Custom Distributions for Decorated Graphons

This tutorial demonstrates how to use custom distribution types with decorated graphons. While Graphons.jl works seamlessly with Distributions.jl, you can implement your own distribution types for specialized applications.

We'll cover:

  • The minimal interface required for custom distributions
  • Implementing a custom categorical distribution
  • Using custom distributions in decorated graphons
  • A practical example with network edge weights

See Custom Distribution Types for more details on implementing custom distributions.

Setup

using Graphons
using Random
using CairoMakie
using Statistics
using StatsAPI

Random.seed!(42)
TaskLocalRNG()

Understanding the Distribution Interface

For a type to work as a distribution in DecoratedGraphon, it must implement:

  1. rand(rng::AbstractRNG, d::YourDistribution) - Sample from the distribution
  2. eltype(d::YourDistribution) - Return the type of sampled values

That's it! These two methods are sufficient for the graphon to sample edges.
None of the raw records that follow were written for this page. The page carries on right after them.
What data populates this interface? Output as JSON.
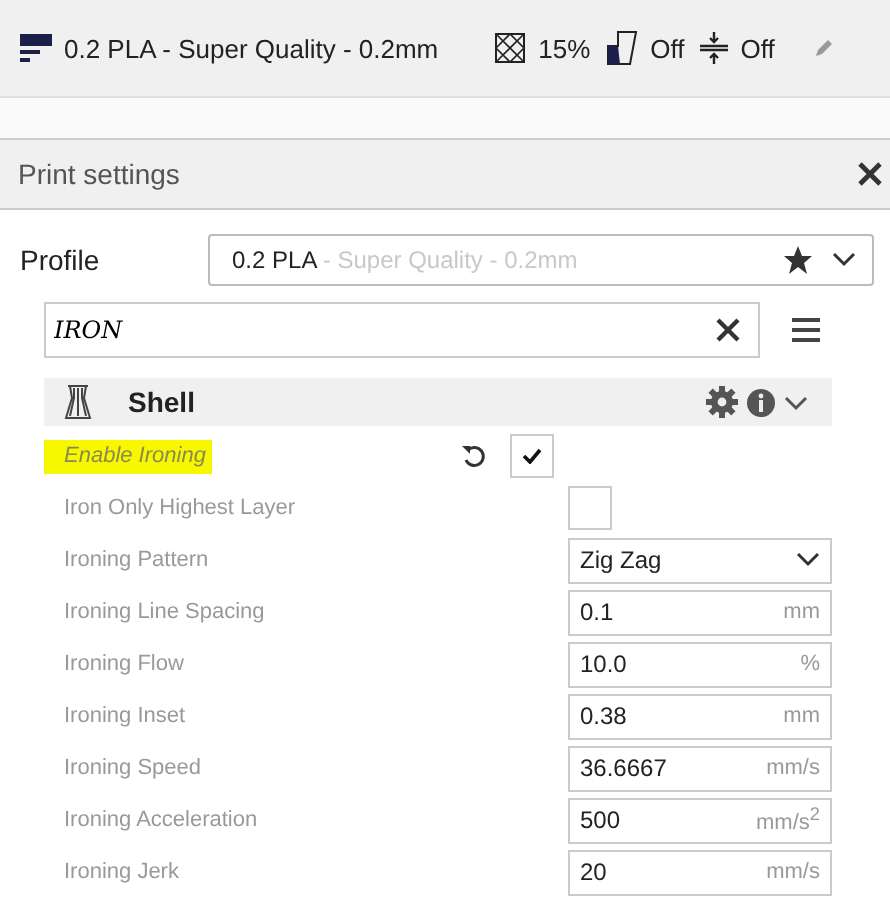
{
  "top_bar": {
    "profile": "0.2 PLA - Super Quality - 0.2mm",
    "infill": "15%",
    "support": "Off",
    "adhesion": "Off"
  },
  "panel": {
    "title": "Print settings",
    "profile_label": "Profile",
    "profile_value": {
      "name": "0.2 PLA",
      "detail": " - Super Quality - 0.2mm"
    },
    "search": {
      "value": "IRON"
    },
    "category": {
      "title": "Shell",
      "expanded": true
    },
    "settings": [
      {
        "kind": "checkbox",
        "label": "Enable Ironing",
        "checked": true,
        "highlighted": true,
        "modified": true
      },
      {
        "kind": "checkbox",
        "label": "Iron Only Highest Layer",
        "checked": false,
        "highlighted": false,
        "modified": false
      },
      {
        "kind": "dropdown",
        "label": "Ironing Pattern",
        "value": "Zig Zag",
        "highlighted": false,
        "modified": false
      },
      {
        "kind": "number",
        "label": "Ironing Line Spacing",
        "value": "0.1",
        "unit": "mm",
        "highlighted": false,
        "modified": false
      },
      {
        "kind": "number",
        "label": "Ironing Flow",
        "value": "10.0",
        "unit": "%",
        "highlighted": false,
        "modified": false
      },
      {
        "kind": "number",
        "label": "Ironing Inset",
        "value": "0.38",
        "unit": "mm",
        "highlighted": false,
        "modified": false
      },
      {
        "kind": "number",
        "label": "Ironing Speed",
        "value": "36.6667",
        "unit": "mm/s",
        "highlighted": false,
        "modified": false
      },
      {
        "kind": "number",
        "label": "Ironing Acceleration",
        "value": "500",
        "unit": "mm/s$^{2}$",
        "highlighted": false,
        "modified": false
      },
      {
        "kind": "number",
        "label": "Ironing Jerk",
        "value": "20",
        "unit": "mm/s",
        "highlighted": false,
        "modified": false
      }
    ]
  }
}
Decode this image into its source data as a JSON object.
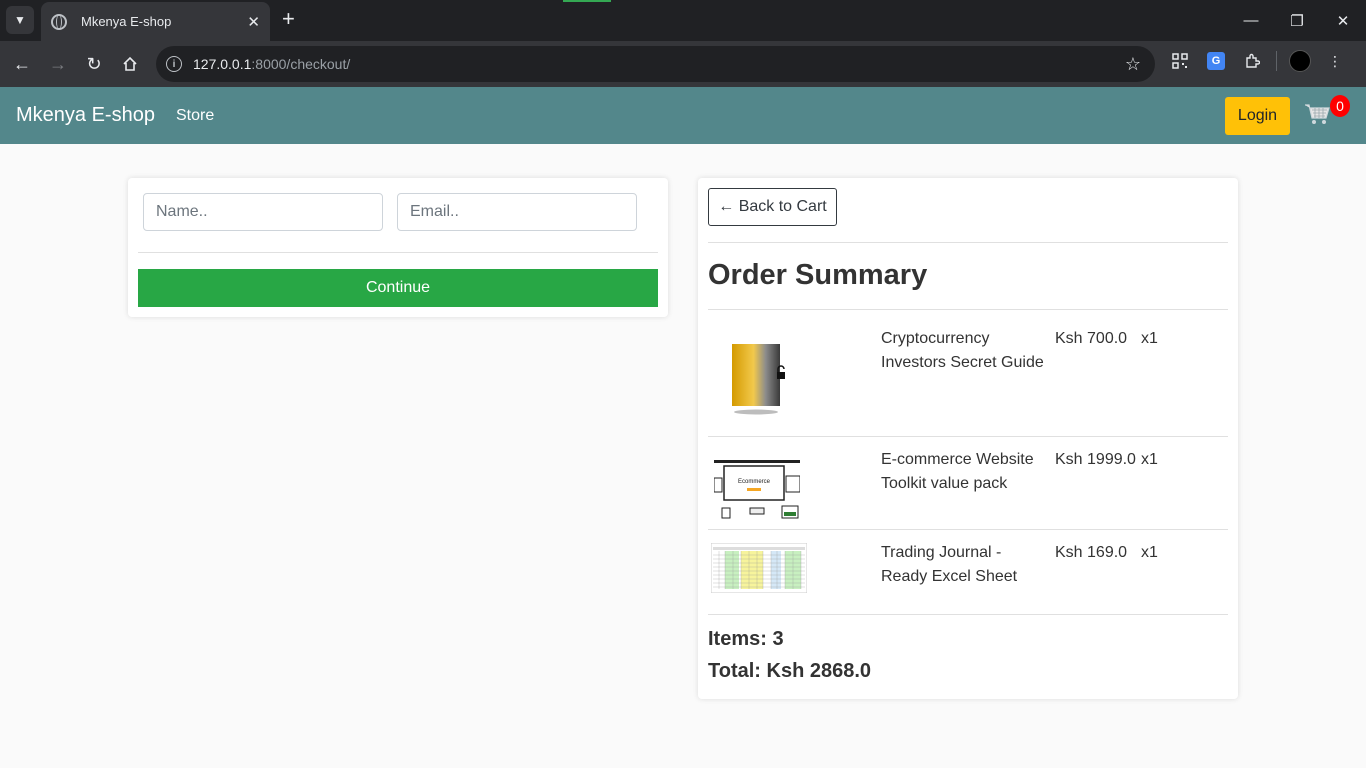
{
  "browser": {
    "tab_title": "Mkenya E-shop",
    "url_host": "127.0.0.1",
    "url_rest": ":8000/checkout/"
  },
  "navbar": {
    "brand": "Mkenya E-shop",
    "store_link": "Store",
    "login_label": "Login",
    "cart_count": "0",
    "colors": {
      "navbar_bg": "#53878b",
      "login_bg": "#ffc107",
      "badge_bg": "#ff0000"
    }
  },
  "form": {
    "name_placeholder": "Name..",
    "email_placeholder": "Email..",
    "continue_label": "Continue",
    "continue_color": "#28a745"
  },
  "summary": {
    "back_label": "← Back to Cart",
    "title": "Order Summary",
    "items": [
      {
        "name": "Cryptocurrency Investors Secret Guide",
        "price": "Ksh 700.0",
        "qty": "x1",
        "thumb_icon": "crypto-guide-book-image"
      },
      {
        "name": "E-commerce Website Toolkit value pack",
        "price": "Ksh 1999.0",
        "qty": "x1",
        "thumb_icon": "ecommerce-toolkit-image"
      },
      {
        "name": "Trading Journal - Ready Excel Sheet",
        "price": "Ksh 169.0",
        "qty": "x1",
        "thumb_icon": "trading-journal-sheet-image"
      }
    ],
    "items_text": "Items: 3",
    "total_text": "Total: Ksh 2868.0"
  }
}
Example 1: Custom Categorical Distribution

Let's implement a simple categorical distribution that samples from a discrete set of values with specified probabilities.

struct CustomCategorical{T}
    values::Vector{T}
    probabilities::Vector{Float64}
    cumulative::Vector{Float64}  # Precomputed for efficiency

    function CustomCategorical(values::Vector{T}, probs::Vector{Float64}) where {T}
        @assert length(values)==length(probs) "Values and probabilities must have same length"
        @assert sum(probs)≈1.0 "Probabilities must sum to 1"
        @assert all(p >= 0 for p in probs) "Probabilities must be non-negative"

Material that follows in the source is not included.